Todos os compostos foram identificados correctamente, mostrando que este
dispositivo pode ser treinado para outros compostos químicos.
O
gel foi testado com várias espessuras – 15, 30, 60 e 90 micrómetros (milésima
parte de um milímetro). “A espessura dos materiais à base de gelatina é um
factor importante, pois influencia a sua rapidez e precisão para a detecção e
classificação de odores”, aponta a cientista. A espessura que se revelou mais
eficaz na identificação dos odores foi o gel com 30 micrómetros, com uma
precisão de 99%. O tolueno, presente por exemplo na gasolina, foi o único
composto identificado com 100% de precisão em todas as espessuras. “A espessura
de 30 micrómetros parece ser a melhor opção, devido não só à sua maior precisão
mas também pela menor quantidade de material necessário”, esclarece o artigo
publicado na revista científica Materials Today Bio.

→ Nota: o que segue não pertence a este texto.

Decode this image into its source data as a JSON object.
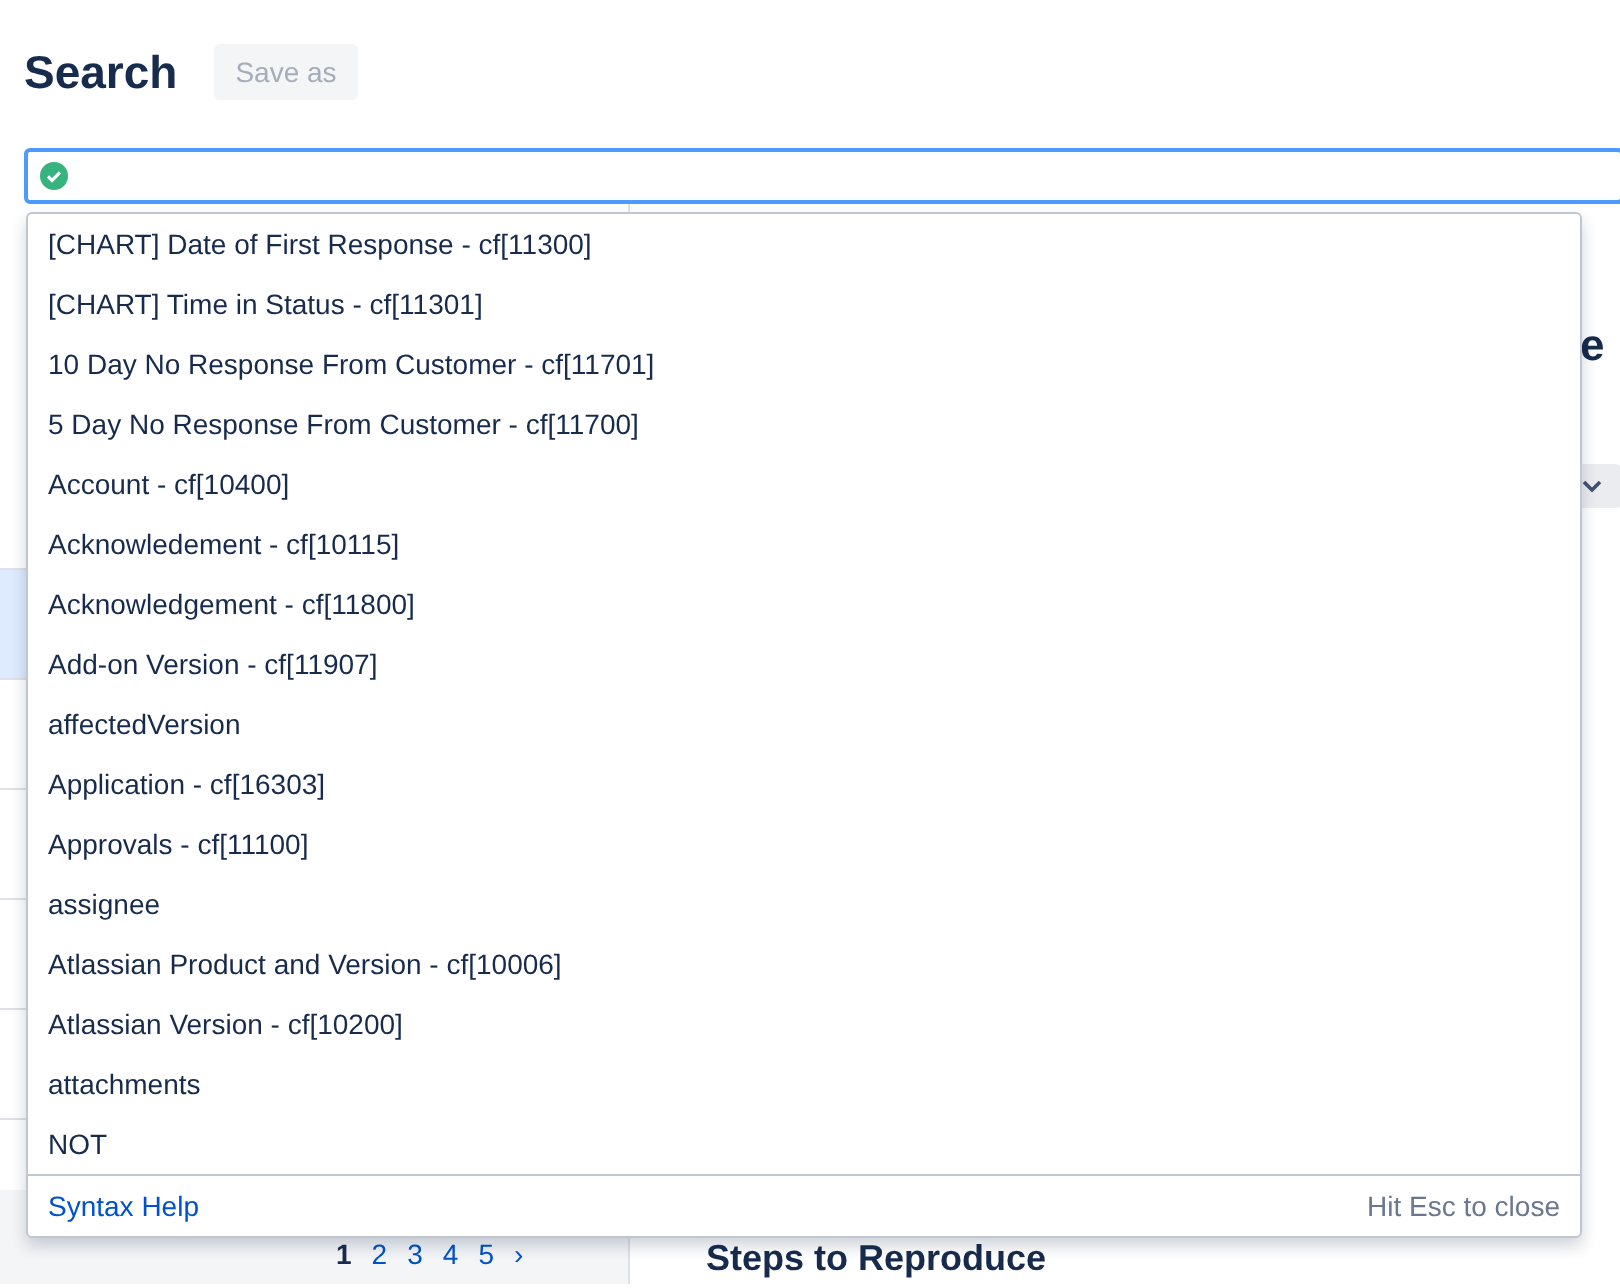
{
  "header": {
    "title": "Search",
    "save_button": {
      "label": "Save as",
      "disabled": true
    }
  },
  "query": {
    "valid": true
  },
  "suggestions": [
    {
      "label": "[CHART] Date of First Response - cf[11300]"
    },
    {
      "label": "[CHART] Time in Status - cf[11301]"
    },
    {
      "label": "10 Day No Response From Customer - cf[11701]"
    },
    {
      "label": "5 Day No Response From Customer - cf[11700]"
    },
    {
      "label": "Account - cf[10400]"
    },
    {
      "label": "Acknowledement - cf[10115]"
    },
    {
      "label": "Acknowledgement - cf[11800]"
    },
    {
      "label": "Add-on Version - cf[11907]"
    },
    {
      "label": "affectedVersion"
    },
    {
      "label": "Application - cf[16303]"
    },
    {
      "label": "Approvals - cf[11100]"
    },
    {
      "label": "assignee"
    },
    {
      "label": "Atlassian Product and Version - cf[10006]"
    },
    {
      "label": "Atlassian Version - cf[10200]"
    },
    {
      "label": "attachments"
    },
    {
      "label": "NOT"
    }
  ],
  "suggestion_footer": {
    "help_link": "Syntax Help",
    "hint": "Hit Esc to close"
  },
  "issue_list": {
    "rows": [
      {
        "selected": false
      },
      {
        "selected": true
      },
      {
        "selected": false
      },
      {
        "selected": false
      },
      {
        "selected": false
      },
      {
        "selected": false
      }
    ]
  },
  "pagination": {
    "pages": [
      {
        "label": "1",
        "selected": true
      },
      {
        "label": "2",
        "selected": false
      },
      {
        "label": "3",
        "selected": false
      },
      {
        "label": "4",
        "selected": false
      },
      {
        "label": "5",
        "selected": false
      }
    ],
    "next": "›"
  },
  "detail": {
    "heading_fragment": "e",
    "section_heading": "Steps to Reproduce"
  }
}
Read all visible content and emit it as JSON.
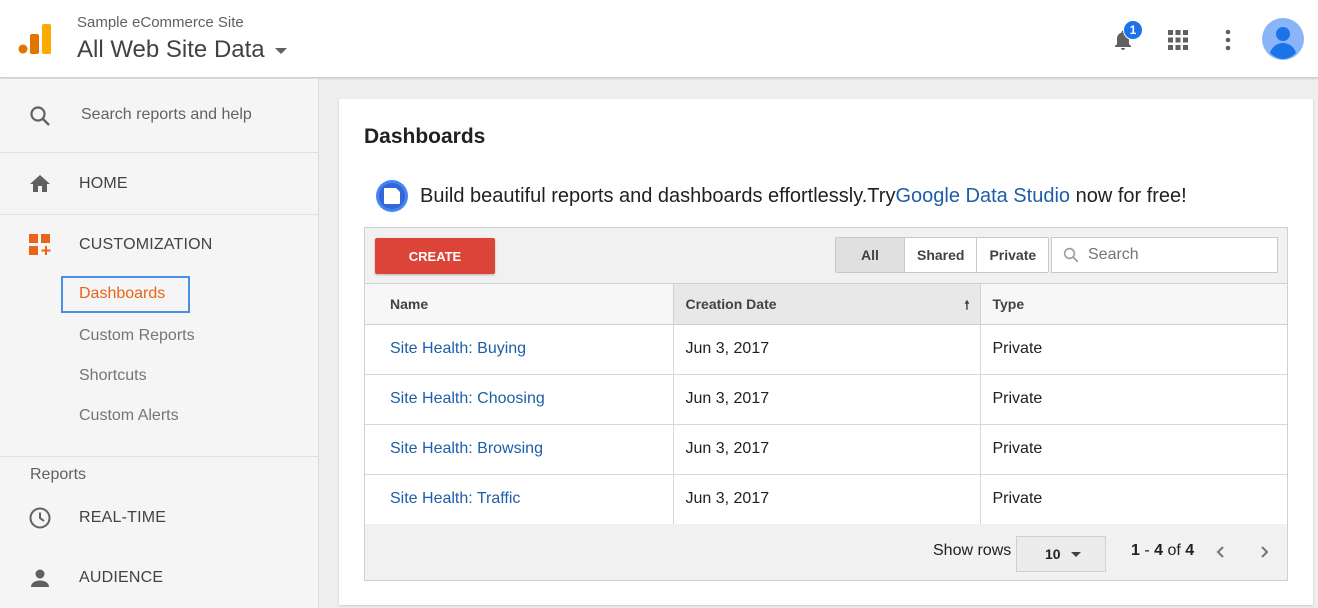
{
  "header": {
    "property_small": "Sample eCommerce Site",
    "property_big": "All Web Site Data",
    "notification_count": "1",
    "icons": [
      "analytics-logo-icon",
      "bell-icon",
      "apps-grid-icon",
      "more-vert-icon",
      "account-avatar-icon"
    ]
  },
  "sidebar": {
    "search_placeholder": "Search reports and help",
    "home_label": "HOME",
    "customization_label": "CUSTOMIZATION",
    "customization_items": [
      "Dashboards",
      "Custom Reports",
      "Shortcuts",
      "Custom Alerts"
    ],
    "reports_heading": "Reports",
    "realtime_label": "REAL-TIME",
    "audience_label": "AUDIENCE"
  },
  "main": {
    "title": "Dashboards",
    "promo": {
      "prefix": "Build beautiful reports and dashboards effortlessly.Try ",
      "link": "Google Data Studio",
      "suffix": " now for free!"
    },
    "create_label": "CREATE",
    "filters": [
      "All",
      "Shared",
      "Private"
    ],
    "active_filter": "All",
    "search_placeholder": "Search",
    "columns": [
      "Name",
      "Creation Date",
      "Type"
    ],
    "sorted_column": "Creation Date",
    "rows": [
      {
        "name": "Site Health: Buying",
        "date": "Jun 3, 2017",
        "type": "Private"
      },
      {
        "name": "Site Health: Choosing",
        "date": "Jun 3, 2017",
        "type": "Private"
      },
      {
        "name": "Site Health: Browsing",
        "date": "Jun 3, 2017",
        "type": "Private"
      },
      {
        "name": "Site Health: Traffic",
        "date": "Jun 3, 2017",
        "type": "Private"
      }
    ],
    "footer": {
      "show_rows_label": "Show rows",
      "rows_per_page": "10",
      "range_start": "1",
      "range_sep": " - ",
      "range_end": "4",
      "of_label": " of ",
      "total": "4"
    }
  },
  "colors": {
    "accent_orange": "#e8641b",
    "create_red": "#db4437",
    "link_blue": "#1e5ea8",
    "badge_blue": "#1a73e8",
    "focus_blue": "#4a90e2"
  }
}
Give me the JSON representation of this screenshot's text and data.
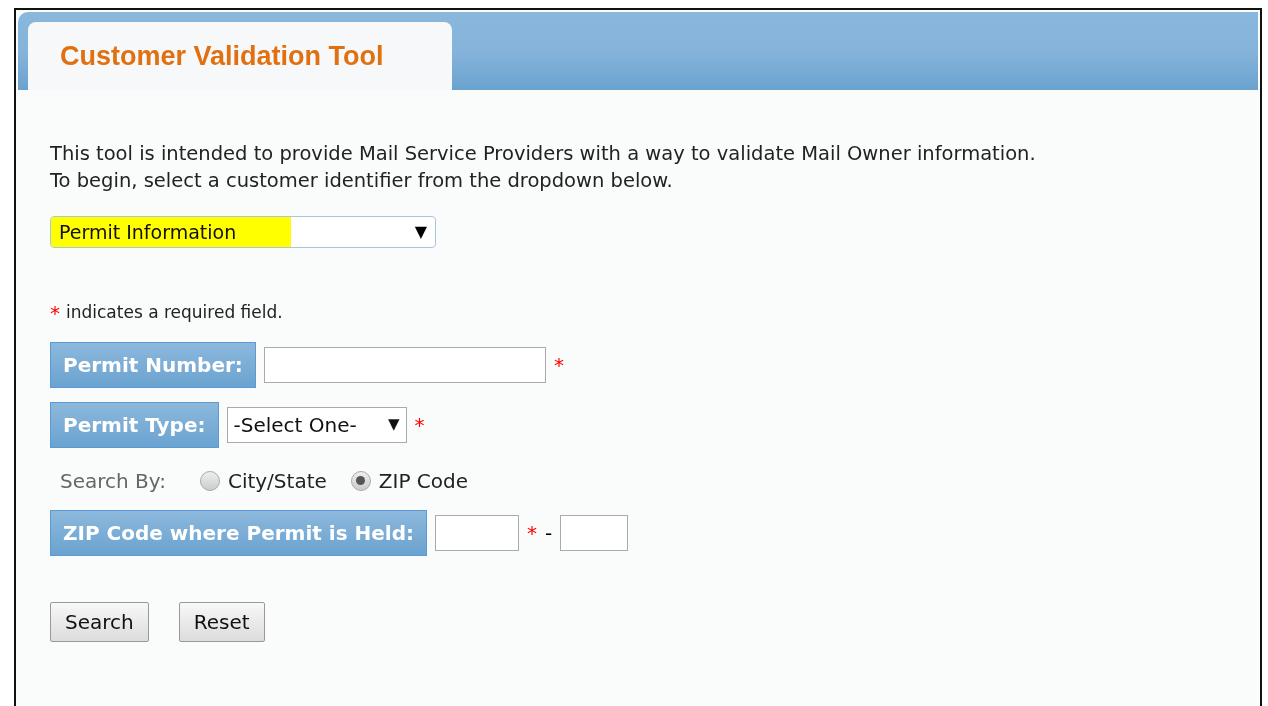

Nariz mais amigo do ambiente
A
gelatina utilizada neste projecto foi extraída de ossos de bovinos e dissolvida
em líquidos iónicos (solventes de baixo impacto ambiental). “Os sensores à base
de gelatina diferem dos sensores convencionais pelo facto de serem
maioritariamente compostos por materiais biológicos, biodegradáveis e
recicláveis”, salienta Cecília Roque. Esta é uma das maiores vantagens desta
investigação, que se distingue dos narizes electrónicos que já existem e são
formados com materiais metálicos semicondutores e polímeros sintéticos, numa
constituição menos sustentável e menos ecológica.
Todos
os compostos do novo nariz electrónico – a gelatina, os líquidos iónicos e os
cristais – podem ser reutilizados para produzir novos sensores. Além disso,
“nos sensores de gelatina observa-se uma selectividade superior para reconhecer
diferentes tipos de compostos voláteis, o que aumenta a precisão na
classificação de odores”, acrescenta a investigadora.
Os
narizes electrónicos são já utilizados na medicina, em diagnósticos precoces em
doenças como, por exemplo, a asma. “Já se aplicam narizes electrónicos para detectar
diferentes tipos de cancro através do hálito ou de amostras de urina, bem como
para diagnóstico da doença de Parkinson ou da esclerose múltipla”, enumera
Cecília Roque. A monitorização da degradação de alimentos como o peixe, os
legumes ou a fruta, é outra possível aplicação. Com este nariz já foi possível
identificar “quando é que o alimento está impróprio para consumo”.
Para
este nariz feito de gelatina há novas metas: “Estamos neste momento a trabalhar
na aplicação do nariz electrónico na detecção de infecções bacterianas, em
particular as que são causadas por microrganismos resistentes a antibióticos.